Postcard from Asheville
Be Happy Now
My friend has been looking for a job for more than two years. He’s interviewed with some amazing organizations, been a finalist for several terrific positions, yet he’s received no job offers. Recently over coffee, he told me about another organization he’s pursuing. “It’d be a great fit, don’t you think?” he enthused.
I wasn’t convinced. Over the past few years, my friend has enjoyed a string of interesting and lucrative freelance assignments. This freedom has allowed him to spend more time with his family. He’s one of the most devoted fathers I know.
“Are you happy?” I asked.
My question caught him off guard.“What do you mean?”

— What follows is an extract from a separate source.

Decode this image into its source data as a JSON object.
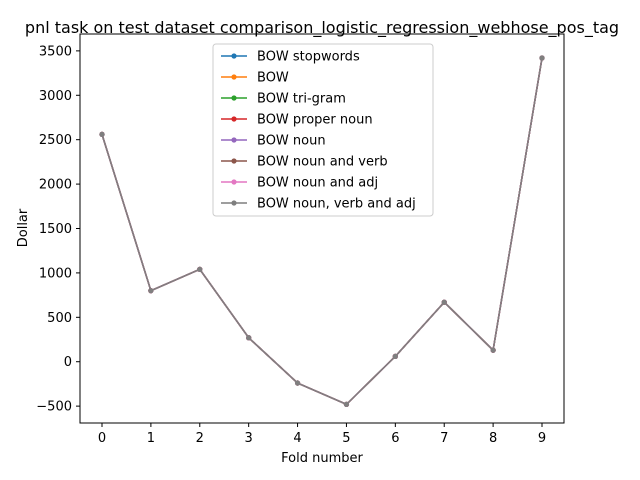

“Are you happy with the work you have right now and the life you are living?”
“It’d be great to have a steady stream of income and health benefits . . . ” he began.
“I didn’t ask you why you wanted to work for someone else,” I interrupted. “I asked you if you are happy with the work you have right now.”
“Yes, but . . . ”
I interrupted him again, “That’s a yes?”
“Yes,” he mumbled smiling.
“Stop and take a deep breath. Allow your yes to soak in,” I suggested.
He paused, took a deep breath, and I continued, “Your ‘but’ is getting in your way, my friend. You are happy. Maybe it’s time to reframe your perspective. Maybe you aren’t meant to be working for an organization right now. Maybe you are meant to be doing exactly what you are doing.”
A chill went up my spine. I knew I needed to heed my own words.
For the past few years, I’ve known that my work—in fact, my whole life—is shifting, and I’ve been frustrated that I’ve been unable to determine “What’s next?” Yet, like my friend, I’ve never been happier.
How often do I not acknowledge my present happiness because I’m in pursuit some future goal?
“I’ll be happy when I get that gig.”
“I’ll be happy when I have a life partner.”
“I’ll be happy when I make $X a year.”
My friend helped me see that I am doing just what I need to be doing—for now. I know because I am happy. I can still have goals and dreams, but I can hold them a little less tightly now knowing that, in this moment, I am happy.